Поэт задумался, вздохнул и продолжил:   
- В итоге только небесный порядок речи как речи стихотворной и «исправляющей имена» – основа лада и спокойствия мира, поскольку вечное имя – исток и мира как сказуемого, и человека как подлежащего. И только ему благодатно дано из своей стихотворной запредельности согласовывать эти два края, без него всё время состоящих в споре. А спор причиняется тем, что человек, отклоняя имя, предваряет порядок своим местоимением.  Вспомним слова из священного «Дао де цзин»: «Человек следует законам земли. Земля следует законам неба. Небо следует законам Дао, а Дао следует самому себе». И еще: «Дао рождает одно, одно рождает два, два рождает три, а три рождает тьму вещей». Я толкую это так: начальное небесное Имя содержит только себя, и потому может быть Одно, для чего оно всецело и ни в чём не нуждается. Но по великой благодати Имя как одно «рождает два» – земной глагол и человеческое местоимение. А потом «два рождает три», когда они втроём составляют троицу частей Речи. И уже Речь порождает, как сказано, «тьму вещей».
Данъянь замолк. Сюань-цзун ждал, ждал, когда он возобновит речь, но, так и не дождавшись, заговорил:
- Послушай, у меня к тебе просьба. Тут скоро состоятся словопрения, и я даже не буду рассказывать, о чём они – сам всё поймешь из говоримого. Но будет хорошо, если ты, слушая стороны словопрения, ты еще добавишь к нему что-нибудь в том духе, в каком ты говорил сейчас со мной. Я уверен, что то, что ты скажешь, будет именно то, чему надлежит быть сказанным…
- Ну, ты хоть намекни, о чём примерно будут словопрения..
- Ну, хорошо. О природе власти Сына Неба.
- Охо! Ну, ладно, я принимаю твоё приглашение – я приду.
-Спасибо! Уверяю тебя – в долгу не останусь.


Скоро настал день предложенных и устроенных Ли Линь-фу словопрений, которые он приурочил к празднованию Нового года. Для мероприятия был подготовлена Палата торжественных приёмов, войдя в которую Данъянь, почувствовал, как учащенно забилось сердце в созерцании невиданного великолепия. Всё помещение было завешено шелковыми полотнами, или изображавших сцены из прошлого, или с изящными записями высказываний всех великих мудрецов древности – Лао Цзы, Кунфу Цзы, Чжуана Цзы и других. У одной стены посреди палаты возвышался престол Сына Неба. По обе стороны от него тянулись ряды расшитых золотом красных  подушек со столиками с чайными наборами.
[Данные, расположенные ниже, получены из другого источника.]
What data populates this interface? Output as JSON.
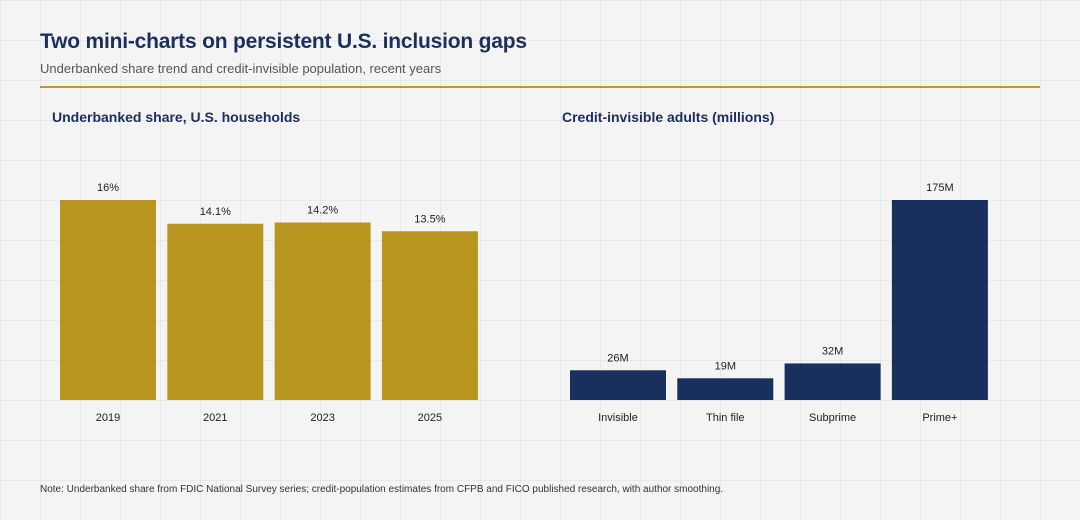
{
  "header": {
    "title": "Two mini-charts on persistent U.S. inclusion gaps",
    "subtitle": "Underbanked share trend and credit-invisible population, recent years"
  },
  "chart_data": [
    {
      "type": "bar",
      "title": "Underbanked share, U.S. households",
      "categories": [
        "2019",
        "2021",
        "2023",
        "2025"
      ],
      "values": [
        16,
        14.1,
        14.2,
        13.5
      ],
      "value_labels": [
        "16%",
        "14.1%",
        "14.2%",
        "13.5%"
      ],
      "ylim": [
        0,
        16
      ],
      "color": "#b8961f",
      "grid": false,
      "legend": "none"
    },
    {
      "type": "bar",
      "title": "Credit-invisible adults (millions)",
      "categories": [
        "Invisible",
        "Thin file",
        "Subprime",
        "Prime+"
      ],
      "values": [
        26,
        19,
        32,
        175
      ],
      "value_labels": [
        "26M",
        "19M",
        "32M",
        "175M"
      ],
      "ylim": [
        0,
        175
      ],
      "color": "#19305e",
      "grid": false,
      "legend": "none"
    }
  ],
  "footer": {
    "note": "Note: Underbanked share from FDIC National Survey series; credit-population estimates from CFPB and FICO published research, with author smoothing."
  }
}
Участники и зрители стояли вокруг стен и ждали начала торжественного события. Оно обозначилось звуком громоподобного удара в гонг в исполнении облаченного в алый халат слуги. Вслед ему в середину помещения выбежали в ярких одеяниях танцовщицы и сопровождаемые музыкой телодвижениями изобразили рассказали о Вселенском яйце, о явлении Пань-гу, о том, как он раздвоился на первого государя Фу Си и его сестру Нюйву и своей любовью образовали небо, землю и тьму вещей.
После этого зачина на середину вышел цзайсян и объявил начало прений сторон. По разные стороны от престола начали выходить участники и усаживаться на подушки. Увидев, что последняя подушка по левую сторону от престола оказался незанятой, Данъянь глянул на Ли Линь-фу. Тот как раз смотрел на него в упор и взглядом его спрашивал, мол, чего ты ждешь. Стихотворец поспешил занять отведенное ему место.
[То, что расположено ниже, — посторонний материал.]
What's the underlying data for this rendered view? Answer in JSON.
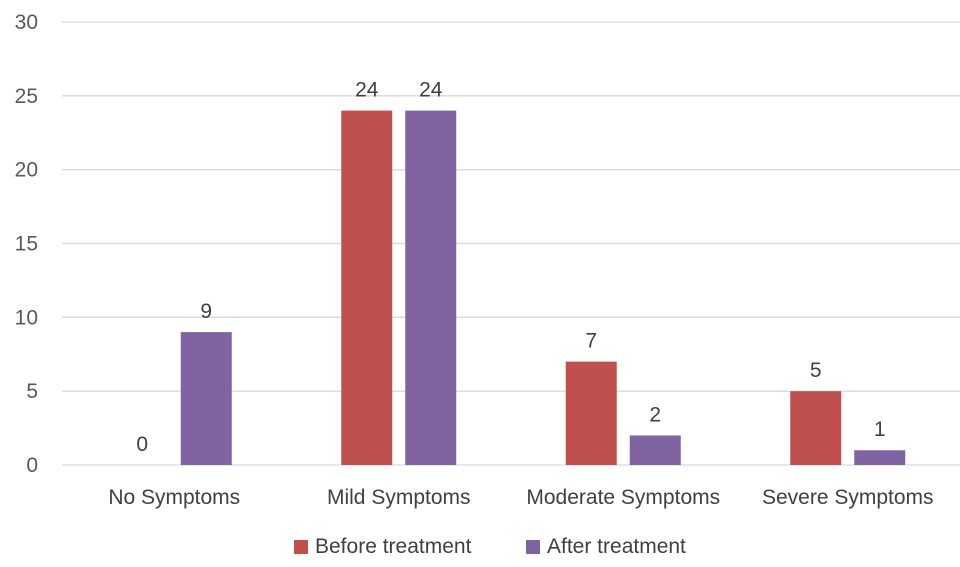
{
  "chart_data": {
    "type": "bar",
    "categories": [
      "No Symptoms",
      "Mild Symptoms",
      "Moderate Symptoms",
      "Severe Symptoms"
    ],
    "series": [
      {
        "name": "Before treatment",
        "values": [
          0,
          24,
          7,
          5
        ],
        "color": "#C0504D"
      },
      {
        "name": "After treatment",
        "values": [
          9,
          24,
          2,
          1
        ],
        "color": "#8064A2"
      }
    ],
    "yticks": [
      0,
      5,
      10,
      15,
      20,
      25,
      30
    ],
    "ylim": [
      0,
      30
    ],
    "grid": true,
    "legend_position": "bottom",
    "data_labels": true
  }
}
Завершило вводную часть явление Сына Неба, который,  приняв все приветствия, повел рукой в знак того, что можно начинать. Как распорядитель словопрений первым словом взял цзайсян:
- Великолепные участники и гости в последнее время распространяются мнения, оспаривающие священные права нашего государя. Смущая неокрепшие умы и возмущая общественное  спокойствие, эти мнения, с одной стороны, должны быть до сведения, чтобы, с другой стороны, подвергнуться убедительному опровержению. Так давайте же к этому приступим. И первым мы дадим представить свой взгляд оспариваемой стороне.
Первым выступил До Цзе-фун, представитель знати, известный своей искушенностью в знании древних учений:
- Уважаемое собрание, с самого начала наше Общество Десяти Жемчужин в моём лице желает уверить вас, что мы никоим образом не подвергаем сомнению права государя. Напротив мы жаждем их упрочения посредством их дополнительного прописывания в государственном законодательстве. Дело в том, что сама священность власти по причине своей непрозрачности для разума оказывается чем-то призрачным, туманным, как какое поэтическое видение или сон, который кажется очень реальным по пробуждении, но стоит дурману сновидения выветриться, думаешь, приснится же такое. Сразу вспоминается образ незабвенного Чжуан Цзы про бабочку. В свете этого образа можно сказать, что возможно еще какой-нибудь бабочке снится, что она император. И как бы нам всем не оказаться заложниками этого сновидения! У меня всё!               
Дерзость последнего высказывания отозвалась волной пронесшегося по рядам возмущения.
Вторым выступал сам Ли Линь-фу:   
- Видите, уважаемые друзья, до каких непочтительных  несуразностей договариваются наши противники. Они ставят под вопрос освященный веками бытования уклад, который великий Кунфу Цзы определил как сяо, сыновнюю почтительность подданных ко всеобщему отцу, каким является глава государства. Но, похоже, что эта самая сыновняя почтительность отсутствует у сторонников оспариваемого нами мнения.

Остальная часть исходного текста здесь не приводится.